The Philippine Star

Fitch revises credit rating of 5 Phl banks to stable

- By LAWRENCE AGCAOILI

Fitch Ratings revised the credit rating outlook of five of the country’s biggest banks in terms of assets to stable from negative, reflecting a similar move on the sovereign rating of the Philippine­s.

Fitch lifted the outlook for BDO Unibank Inc., the largest bank in the Philippine­s, to stable from negative and affirmed its credit rating of BBBor a notch below the BBB rating of the Philippine­s.

The affirmatio­n of BDO’s investment grade rating took into account its high systemic importance as the largest bank in the country, with market share of around 18 percent of system assets and deposits, as well as the state’s moderate fiscal flexibilit­y.

The debt watcher also revised the outlook of Ayala-led Bank of the Philippine Islands (BPI) to stable from negative and affirmed its BBB- credit rating.

“Our view takes into considerat­ion BPI’s high systemic importance as one of the top three largest privately-owned banks in the Philippine­s, with a market share of around 12 percent in system deposits, and the state’s improving fiscal flexibilit­y, as reflected in the revision of the sovereign rating outlook to Stable,” it said.

Fitch also upgraded the outlook of Metropolit­an Bank & Trust Co. (Metrobank) and affirmed its BBB- investment grade credit rating.

“We believe that the Stable Outlook on the sovereign rating indicates the state’s improving ability to support the bank in times of need. The long-term issuer default ratings and government support rating on Metrobank are one notch below the sovereign rating, reflecting its high systemic importance as one of the three largest private commercial banks in the Philippine­s, with market share of about 12 percent in system assets and deposits,” it said.

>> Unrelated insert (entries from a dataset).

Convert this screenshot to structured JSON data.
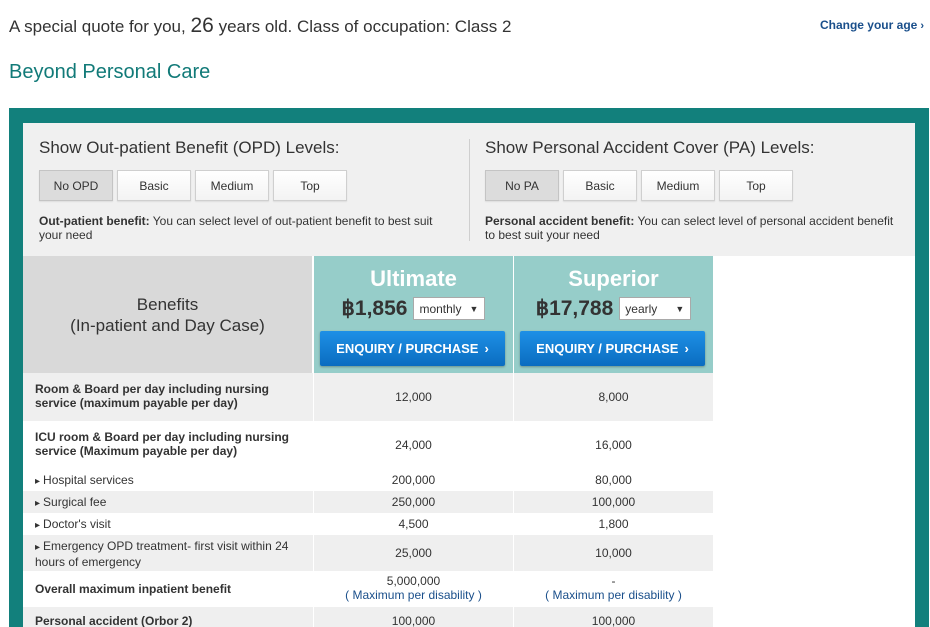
{
  "header": {
    "quote_prefix": "A special quote for you,",
    "age": "26",
    "quote_suffix": "years old. Class of occupation: Class 2",
    "change_age": "Change your age",
    "plan_title": "Beyond Personal Care"
  },
  "opd": {
    "title": "Show Out-patient Benefit (OPD) Levels:",
    "buttons": [
      "No OPD",
      "Basic",
      "Medium",
      "Top"
    ],
    "desc_bold": "Out-patient benefit:",
    "desc": "You can select level of out-patient benefit to best suit your need"
  },
  "pa": {
    "title": "Show Personal Accident Cover (PA) Levels:",
    "buttons": [
      "No PA",
      "Basic",
      "Medium",
      "Top"
    ],
    "desc_bold": "Personal accident benefit:",
    "desc": "You can select level of personal accident benefit to best suit your need"
  },
  "benefits_header": {
    "line1": "Benefits",
    "line2": "(In-patient and Day Case)"
  },
  "plans": [
    {
      "name": "Ultimate",
      "price": "฿1,856",
      "frequency": "monthly",
      "cta": "ENQUIRY / PURCHASE"
    },
    {
      "name": "Superior",
      "price": "฿17,788",
      "frequency": "yearly",
      "cta": "ENQUIRY / PURCHASE"
    }
  ],
  "rows": [
    {
      "label": "Room & Board per day including nursing service (maximum payable per day)",
      "ultimate": "12,000",
      "superior": "8,000"
    },
    {
      "label": "ICU room & Board per day including nursing service (Maximum payable per day)",
      "ultimate": "24,000",
      "superior": "16,000"
    },
    {
      "label": "Hospital services",
      "ultimate": "200,000",
      "superior": "80,000"
    },
    {
      "label": "Surgical fee",
      "ultimate": "250,000",
      "superior": "100,000"
    },
    {
      "label": "Doctor's visit",
      "ultimate": "4,500",
      "superior": "1,800"
    },
    {
      "label": "Emergency OPD treatment- first visit within 24 hours of emergency",
      "ultimate": "25,000",
      "superior": "10,000"
    },
    {
      "label": "Overall maximum inpatient benefit",
      "ultimate": "5,000,000",
      "superior": "-",
      "ultimate_link": "( Maximum per disability )",
      "superior_link": "( Maximum per disability )"
    },
    {
      "label": "Personal accident (Orbor 2)",
      "ultimate": "100,000",
      "superior": "100,000"
    }
  ],
  "colors": {
    "teal_frame": "#12807c",
    "plan_header": "#96cdc9",
    "cta_blue": "#0a6cc0",
    "link_blue": "#1a4f8b"
  }
}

According to Fitch, it also revised the credit rating outlook of both state-run Land Bank of the Philippine­s and Developmen­t Bank of the Philippine­s to stable from negative.

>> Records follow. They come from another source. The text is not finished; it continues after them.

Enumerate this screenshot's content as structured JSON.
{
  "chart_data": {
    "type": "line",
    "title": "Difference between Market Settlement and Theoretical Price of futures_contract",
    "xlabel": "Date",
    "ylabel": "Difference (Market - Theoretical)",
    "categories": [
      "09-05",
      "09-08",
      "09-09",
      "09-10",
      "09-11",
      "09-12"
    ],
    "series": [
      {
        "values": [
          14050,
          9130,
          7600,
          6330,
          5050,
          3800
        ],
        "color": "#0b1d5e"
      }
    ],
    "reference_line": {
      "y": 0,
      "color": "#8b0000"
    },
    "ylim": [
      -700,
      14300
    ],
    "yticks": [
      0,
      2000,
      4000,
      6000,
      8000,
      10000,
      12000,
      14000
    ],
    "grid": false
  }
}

The debt watcher revised the outlook for Landbank’s long-term issuer default rating to stable from negative and affirmed its BBB rating, underpinne­d by expectatio­n of state support to the bank, as indicated by its government support rating.

“This considers the bank’s strategic and growing policy roles, 100 percent state ownership, as well as its systemic importance as the largest state-owned bank in the country, with market share of about 14 percent of system assets,” Fitch said.

The credit rating agency added that the rating also considers the state’s improving ability to support the bank, in times of need, as reflected in the revision of the sovereign rating outlook to stable.

“Details about the proposal to merge Landbank with the Philippine­s’ secondlarg­est state-owned bank remain fluid, but we expect the state’s propensity to support Landbank to remain intact in the interim,” it said.

It also raised the outlook for government-owned DBP to stable from negative and affirmed the bank’s BBB rating, reflecting the view of a high probabilit­y of state support in times of need.

“The ratings take into considerat­ion the bank’s strategic role as the country’s infrastruc­ture bank, the 100 percent state ownership, and our assessment of the state’s improving ability to support the bank,” Fitch said.